8. L'article 40 du décret du 30 décembre 1993 dispose que : " L'autorité qui a reçu la demande ou le ministre chargé des naturalisations peut, à tout moment de l'instruction de la demande de naturalisation ou de réintégration, mettre en demeure le demandeur de produire les pièces complémentaires ou d'accomplir les formalités administratives qui sont nécessaires à l'examen de sa demande. / Si le demandeur ne défère pas à cette mise en demeure dans le délai qu'elle fixe, la demande peut être classée sans suite. Le demandeur est informé par écrit de ce classement. ". L'article 37-1 de ce décret du 30 décembre 2019 dans sa rédaction alors applicable indique : " Le demandeur fournit, selon les mêmes conditions de recevabilité que celles prévues par l'article 9 : / (...) 6° Le cas échéant, son ou ses actes de mariage ainsi que les pièces de nature à justifier la dissolution de ses unions antérieures (...). ".
9. Il ressort des pièces du dossier que pour classer sans suite la demande d'acquisition de la nationalité française présentée par Mme B... le ministre de l'intérieur et des outre-mer s'est fondé sur le fait que l'intéressée n'a pas produit le jugement demandé d'homologation de son acte de divorce prononcé au consulat de Russie à Marseille.

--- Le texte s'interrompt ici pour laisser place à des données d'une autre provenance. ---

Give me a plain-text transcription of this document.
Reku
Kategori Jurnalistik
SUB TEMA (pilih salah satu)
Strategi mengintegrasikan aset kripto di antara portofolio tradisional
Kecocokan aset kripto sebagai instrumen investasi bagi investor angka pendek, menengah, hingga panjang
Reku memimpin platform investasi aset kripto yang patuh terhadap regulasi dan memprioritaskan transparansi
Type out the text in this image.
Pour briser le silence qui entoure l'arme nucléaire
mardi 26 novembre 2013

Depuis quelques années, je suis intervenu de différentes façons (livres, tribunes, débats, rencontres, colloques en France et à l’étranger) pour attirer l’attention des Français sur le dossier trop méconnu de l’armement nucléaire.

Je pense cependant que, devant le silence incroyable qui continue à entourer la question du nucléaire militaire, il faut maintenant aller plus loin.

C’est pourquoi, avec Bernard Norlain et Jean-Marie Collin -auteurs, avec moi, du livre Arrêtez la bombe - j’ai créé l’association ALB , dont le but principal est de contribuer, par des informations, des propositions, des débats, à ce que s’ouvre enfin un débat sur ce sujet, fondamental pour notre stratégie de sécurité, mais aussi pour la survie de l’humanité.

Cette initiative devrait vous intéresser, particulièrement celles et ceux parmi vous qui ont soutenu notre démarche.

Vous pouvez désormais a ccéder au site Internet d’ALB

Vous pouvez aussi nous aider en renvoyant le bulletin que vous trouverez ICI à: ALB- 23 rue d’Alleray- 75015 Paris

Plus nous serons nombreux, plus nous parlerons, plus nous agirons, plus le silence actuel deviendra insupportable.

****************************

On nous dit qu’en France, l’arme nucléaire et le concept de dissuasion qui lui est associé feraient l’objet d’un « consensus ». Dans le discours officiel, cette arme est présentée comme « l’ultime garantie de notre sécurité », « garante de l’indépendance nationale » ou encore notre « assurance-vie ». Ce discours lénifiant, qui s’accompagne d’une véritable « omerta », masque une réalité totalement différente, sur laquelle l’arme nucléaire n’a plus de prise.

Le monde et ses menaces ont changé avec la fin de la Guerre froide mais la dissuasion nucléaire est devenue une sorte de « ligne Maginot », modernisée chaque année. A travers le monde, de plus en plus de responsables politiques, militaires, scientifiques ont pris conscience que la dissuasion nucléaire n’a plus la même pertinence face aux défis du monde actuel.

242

10. Il ressort des pièces du dossier que Mme B... a été mise en demeure le 21 mars 2022 de produire un jugement d'homologation russe de son certificat de divorce prononcé le 15 mars 2019 par le service de l'état-civil russe au sein du consulat de la fédération de Russie à Marseille. Il ressort des documents produits par le ministre, lesquels n'ont pas été contestés, que la France ne reconnait pas juridiquement un tel divorce prononcé sur son sol alors qu'en France, à cette date, seule l'autorité judiciaire française pouvait prononcer un divorce, y compris entre des ressortissants étrangers. Ce même document, produit par le ministre de l'intérieur, expose qu'une homologation de ce certificat de divorce par une juridiction russe était alors une solution permettant à Mme B... de faire reconnaitre ce divorce par la France. Si Mme B... affirme que les juridictions russes ne procèdent pas à l'homologation d'un certificat de divorce russe, en produisant à l'appui de ses dires une attestation rédigée par une avocate russe, il n'en demeure pas moins que le certificat de divorce russe qu'elle avait produit n'était pas de nature à justifier de la dissolution alléguée de son union antérieure. Mme B... n'a ainsi pas satisfait à l'obligation qui lui était faite, en application de l'article 37-1 du décret du 30 décembre 2019, d'apporter à l'appui de sa demande de naturalisation toute pièce de nature à justifier de cette dissolution. En conséquence, c'est au terme d'une exacte application des dispositions citées au point 8 que le ministre de l'intérieur a classé sans suite la demande de Mme B....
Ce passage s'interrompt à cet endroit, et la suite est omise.